In the instant case the State Board of Equalization concluded that the assessor's method of valuing the water rights for the purpose of assessment does not conform to accepted standards and processes but held that

‘The method of arriving at the value of property is committed to the assessor's discretion, in the absence of fraud, and is to be used according to his best judgment. Utah Construction Co. v. Richardson, 187 Cal. 649, 203 P. 401. As stated in Miller & Lux, Inc. v. Richardson, 182 Cal. 115, 187 P. 111, ‘* * * the discretion of the assessing officials as to the valuation to be fixed is final in the absence of fraud or mistake * * *. In order that there be fraud, there must exist, on the part of the assessing official, a conscious failure to exercise that fair and impartial judgment which the law requires of him.’

‘It is presumed that the assessing officer has properly performed the duties entrusted to him and that his assessments are regularly and correctly made. Utah Construction Co. v. Richardson, supra. The burden of showing that the assessment is incorrect is one the petitioner. Hammond Lumber Co. v. County of Los Angeles, 104 Cal.App. 235, 285 P. 896; Wild Goose Country Club v. County of Butte, 60 Cal.App. 339, 212 P. 711.’

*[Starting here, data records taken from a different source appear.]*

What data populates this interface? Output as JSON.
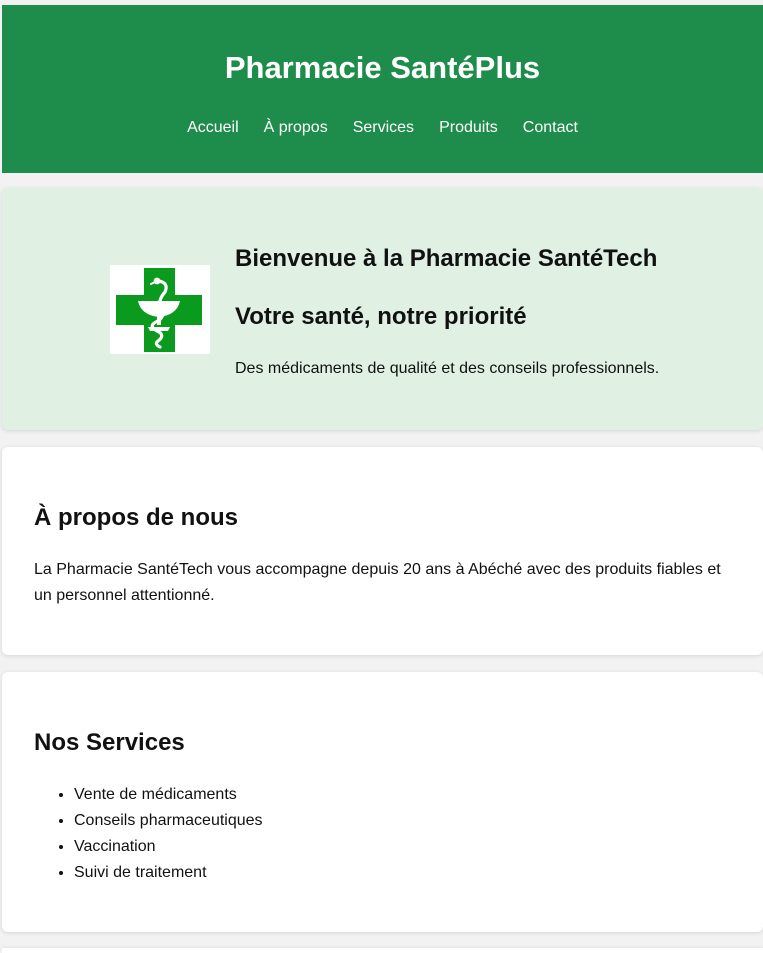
{
  "header": {
    "title": "Pharmacie SantéPlus",
    "nav": [
      "Accueil",
      "À propos",
      "Services",
      "Produits",
      "Contact"
    ],
    "color": "#1e8c4a"
  },
  "hero": {
    "logo_icon": "pharmacy-cross-caduceus-icon",
    "logo_color": "#0a9a1e",
    "title": "Bienvenue à la Pharmacie SantéTech",
    "subtitle": "Votre santé, notre priorité",
    "text": "Des médicaments de qualité et des conseils professionnels.",
    "background": "#e0f1e3"
  },
  "about": {
    "title": "À propos de nous",
    "text": "La Pharmacie SantéTech vous accompagne depuis 20 ans à Abéché avec des produits fiables et un personnel attentionné."
  },
  "services": {
    "title": "Nos Services",
    "items": [
      "Vente de médicaments",
      "Conseils pharmaceutiques",
      "Vaccination",
      "Suivi de traitement"
    ]
  }
}
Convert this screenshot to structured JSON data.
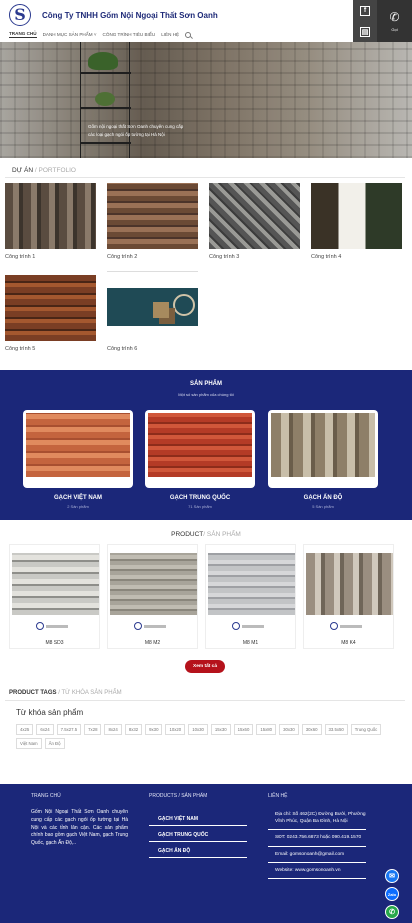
{
  "header": {
    "logo_letter": "S",
    "company": "Công Ty TNHH Gốm Nội Ngoại Thất Sơn Oanh",
    "nav": [
      {
        "label": "TRANG CHỦ",
        "active": true
      },
      {
        "label": "DANH MỤC SẢN PHẨM ˅",
        "active": false
      },
      {
        "label": "CÔNG TRÌNH TIÊU BIỂU",
        "active": false
      },
      {
        "label": "LIÊN HỆ",
        "active": false
      }
    ],
    "social": {
      "facebook": "f",
      "chat": "▤"
    },
    "call_label": "Gọi"
  },
  "hero": {
    "caption_line1": "Gốm nội ngoại thất Sơn Oanh chuyên cung cấp",
    "caption_line2": "các loại gạch ngói ốp tường tại Hà Nội"
  },
  "projects": {
    "title": "DỰ ÁN",
    "subtitle": "PORTFOLIO",
    "items": [
      {
        "label": "Công trình 1"
      },
      {
        "label": "Công trình 2"
      },
      {
        "label": "Công trình 3"
      },
      {
        "label": "Công trình 4"
      },
      {
        "label": "Công trình 5"
      },
      {
        "label": "Công trình 6"
      }
    ]
  },
  "categories": {
    "title": "SẢN PHẨM",
    "subtitle": "Một số sản phẩm của chúng tôi",
    "items": [
      {
        "name": "GẠCH VIỆT NAM",
        "count": "2 Sản phẩm"
      },
      {
        "name": "GẠCH TRUNG QUỐC",
        "count": "71 Sản phẩm"
      },
      {
        "name": "GẠCH ẤN ĐỘ",
        "count": "5 Sản phẩm"
      }
    ]
  },
  "products": {
    "title": "PRODUCT",
    "subtitle": "/ SẢN PHẨM",
    "items": [
      {
        "name": "M8 SD3"
      },
      {
        "name": "M8 M2"
      },
      {
        "name": "M8 M1"
      },
      {
        "name": "M8 K4"
      }
    ],
    "more_button": "Xem tất cả"
  },
  "tags": {
    "title": "PRODUCT TAGS",
    "subtitle": "/ TỪ KHÓA SẢN PHẨM",
    "keyword_title": "Từ khóa sản phẩm",
    "items": [
      "4x25",
      "6x24",
      "7.5x27.5",
      "7x28",
      "8x24",
      "8x32",
      "9x30",
      "10x20",
      "10x30",
      "15x30",
      "15x60",
      "15x80",
      "30x30",
      "30x60",
      "33.5x50",
      "Trung Quốc",
      "Việt Nam",
      "Ấn Độ"
    ]
  },
  "footer": {
    "about_title": "TRANG CHỦ",
    "about_text": "Gốm Nội Ngoại Thất Sơn Oanh chuyên cung cấp các gạch ngói ốp tường tại Hà Nội và các tỉnh lân cận. Các sản phẩm chính bao gồm gạch Việt Nam, gạch Trung Quốc, gạch Ấn Độ,..",
    "products_title": "PRODUCTS / SẢN PHẨM",
    "product_links": [
      "GẠCH VIỆT NAM",
      "GẠCH TRUNG QUỐC",
      "GẠCH ẤN ĐỘ"
    ],
    "contact_title": "LIÊN HỆ",
    "address": "Địa chỉ: Số 462(2C) Đường Bưởi, Phường Vĩnh Phúc, Quận Ba Đình, Hà Nội",
    "phone": "SĐT: 0243.756.6873 hoặc 090.419.1570",
    "email": "Email: gomsonoanh@gmail.com",
    "website": "Website: www.gomsonoanh.vn"
  },
  "floating": {
    "messenger": "✉",
    "zalo": "Zalo",
    "phone": "✆"
  },
  "colors": {
    "primary_blue": "#1b2779",
    "button_red": "#b5121b"
  }
}
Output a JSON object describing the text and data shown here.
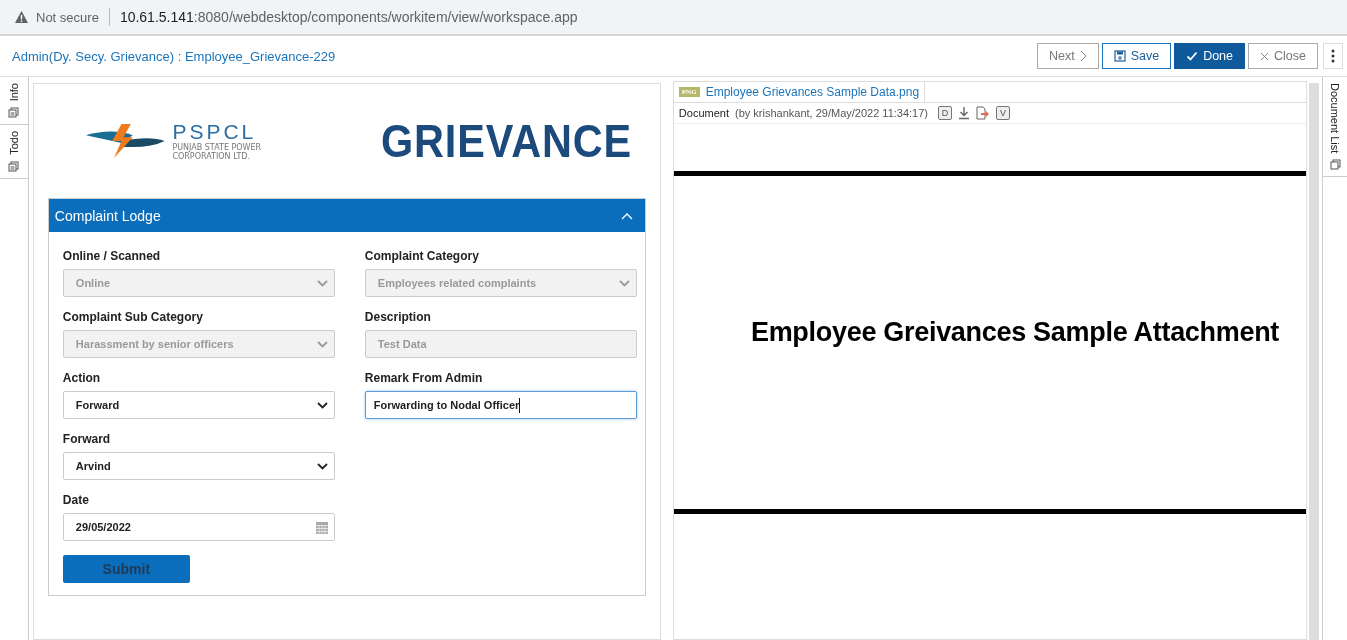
{
  "address_bar": {
    "security": "Not secure",
    "url_host": "10.61.5.141",
    "url_path": ":8080/webdesktop/components/workitem/view/workspace.app"
  },
  "header": {
    "title": "Admin(Dy. Secy. Grievance) : Employee_Grievance-229",
    "buttons": [
      {
        "label": "Next",
        "kind": "next",
        "primary": false
      },
      {
        "label": "Save",
        "kind": "save",
        "primary": false
      },
      {
        "label": "Done",
        "kind": "done",
        "primary": true
      },
      {
        "label": "Close",
        "kind": "close",
        "primary": false
      }
    ]
  },
  "left_rail": [
    {
      "label": "Info"
    },
    {
      "label": "Todo"
    }
  ],
  "right_rail": {
    "label": "Document List"
  },
  "logo": {
    "name": "PSPCL",
    "line_1": "PUNJAB STATE POWER",
    "line_2": "CORPORATION LTD.",
    "banner": "GRIEVANCE"
  },
  "section": {
    "title": "Complaint Lodge",
    "expanded": true,
    "columns": [
      {
        "fields": [
          {
            "label": "Online / Scanned",
            "value": "Online",
            "kind": "select",
            "disabled": true,
            "focused": false
          },
          {
            "label": "Complaint Sub Category",
            "value": "Harassment by senior officers",
            "kind": "select",
            "disabled": true,
            "focused": false
          },
          {
            "label": "Action",
            "value": "Forward",
            "kind": "select",
            "disabled": false,
            "focused": false
          },
          {
            "label": "Forward",
            "value": "Arvind",
            "kind": "select",
            "disabled": false,
            "focused": false
          },
          {
            "label": "Date",
            "value": "29/05/2022",
            "kind": "date",
            "disabled": false,
            "focused": false
          }
        ]
      },
      {
        "fields": [
          {
            "label": "Complaint Category",
            "value": "Employees related complaints",
            "kind": "select",
            "disabled": true,
            "focused": false
          },
          {
            "label": "Description",
            "value": "Test Data",
            "kind": "text",
            "disabled": true,
            "focused": false
          },
          {
            "label": "Remark From Admin",
            "value": "Forwarding to Nodal Officer",
            "kind": "text",
            "disabled": false,
            "focused": true
          }
        ]
      }
    ],
    "submit": "Submit"
  },
  "document": {
    "tab": {
      "badge": "PNG",
      "name": "Employee Grievances Sample Data.png"
    },
    "type": "Document",
    "meta": "(by krishankant, 29/May/2022 11:34:17)",
    "actions": [
      {
        "kind": "letter",
        "label": "D"
      },
      {
        "kind": "download"
      },
      {
        "kind": "export"
      },
      {
        "kind": "letter",
        "label": "V"
      }
    ],
    "content": "Employee Greivances Sample Attachment"
  }
}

We conclude that the evidence herein shows that the method followed by the assessor was incorrect and resulted in an excessive assessment of the City's water rights. All water rights in the town of Independence were not assessed uniformly. Town lots in Independence, including water rights, were assessed on a uniform basis except for the three lots here involved, which, including the separately assessed water rights, were assessed at two and one-half to three times the assessments on any other lots. These assessments were in our opinion discriminatory, excessive and invalid.

Judgment reversed.

FOOTNOTES

1.  Now Water Code, § 1245 et seq.

MUSSELL, Acting Presiding Justice.

SHEPARD, J., and STONE, J. pro tem., concur.